# Il est dix mille, Docteur Charlie and Mister Parker



## Punky Zoé

*(ici Pau...)*​* Félicitations !!!*
_(à vous Marseille !!!)_​


----------



## DearPrudence

Punky Zoé said:


> _(à vous Marseille !!!)_​



(bon, je m'abstiens alors )


----------



## KaRiNe_Fr

Ça arrive ! 

à vous, Lower Normandy !


----------



## DearPrudence

He he, je vous ai bousillé votre mise en page ! 
Et donc, Karine, ils les avaient planqués où les caméras quand on parlait, j'ai rien vu dis donc !


----------



## Punky Zoé

DearPrudence said:


> He he, je vous ai bousillé votre mise en page !

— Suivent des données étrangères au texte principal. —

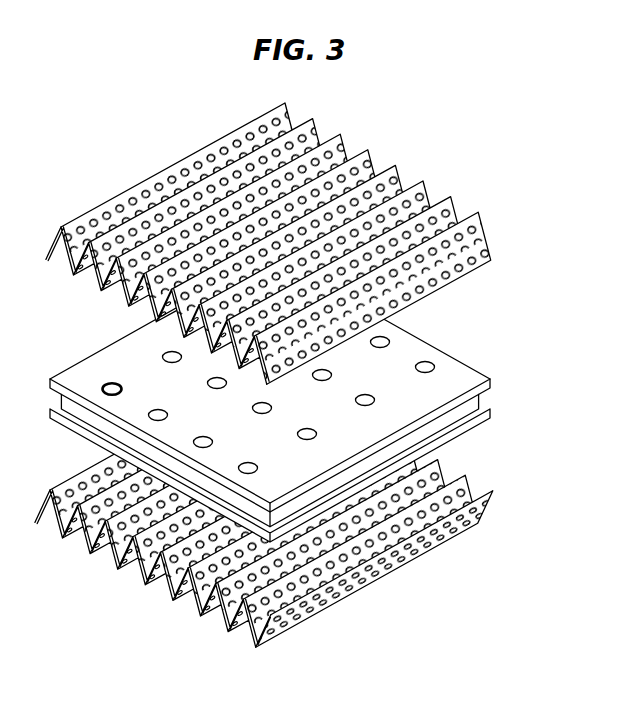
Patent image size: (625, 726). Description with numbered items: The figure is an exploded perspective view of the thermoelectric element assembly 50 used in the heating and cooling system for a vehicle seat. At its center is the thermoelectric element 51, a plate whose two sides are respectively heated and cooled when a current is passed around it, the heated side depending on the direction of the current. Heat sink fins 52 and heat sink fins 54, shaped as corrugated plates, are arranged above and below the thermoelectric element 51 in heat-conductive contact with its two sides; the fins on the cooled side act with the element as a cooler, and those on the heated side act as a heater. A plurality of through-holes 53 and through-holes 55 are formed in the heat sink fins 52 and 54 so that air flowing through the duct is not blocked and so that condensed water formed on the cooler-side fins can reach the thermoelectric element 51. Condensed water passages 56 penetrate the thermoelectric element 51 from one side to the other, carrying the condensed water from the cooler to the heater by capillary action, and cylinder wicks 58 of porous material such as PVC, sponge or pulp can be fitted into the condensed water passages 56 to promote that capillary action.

C'est vrai ça, y a toujours quelqu'un pour passer devant la caméra quand on filme ! 
(on coupera au montage... )


----------



## Michelvar

Wahooooo! Félicitation Charlie! Tes élèves ont bien de la chance d'avoir un prof qui s'implique autant.


----------



## pointvirgule

Félicitations David pour tes _ten-kay_, et au plaisir de te répondre au fil des dix mille posts suivants.


----------



## Charlie Parker

Merci tout le monde. Vous êtes tous très gentils. Karine, c'est drôle de me voir dans un film.


----------



## Nicomon

Bravo Charlie !

*10K*, ça se fête !

Comme il t'en faudra bientôt un autre si tu continues à ce rythme, j'offre pour l'occasion au « Prince des profs » un exemplaire de cette 
*série limitée* de ton carnet de notes préféré.


----------



## Charlie Parker

Merci beaucoup. Je dois m'en acheter un.


----------



## Nicomon

Au cas où tu n'aies pas remarqué, je te signale qu'il y avait en bas de page des liens vers *ces clips*.


----------



## Charlie Parker

Oui j'ai vu les clips Nico et ça me donne envie d'avoir un de ces Moleskines.


----------



## rolmich

Toutes mes félicitations Docteur Charlie, et à la revoyure.
Au fait peut-on visionner ce film dont tu parles à Karine et où l'on peut te voir ?


----------



## doinel

La décade est prodigieuse surtout en moins de 5 ans 
Charlie, Bravo.


----------



## rolmich

Charlie, nous sommes venus à toi pour ta gentillesse.
Nous sommes restés pour ton dévouement à tes élèves.
Nous reviendrons pour notre propre bonheur.

_Pour les vingt mille, ça sera en alexandrins c'est juré !_


----------



## Charlie Parker

Merci beaucoup mes amis. Vous êtes tous très gentils et vous m'avez énormément aidé.


----------



## Nanon

Merci aux élèves de Mr Parker de susciter tant de questions, mais merci surtout à Charlie de nous en faire part !
C'est un plaisir d'aider notre prof préféré et de le féliciter pour sa patience...
Amitiés sincères .


----------



## Charlie Parker

Merci beaucoup Nanon. C'est très gentil de ta part.


----------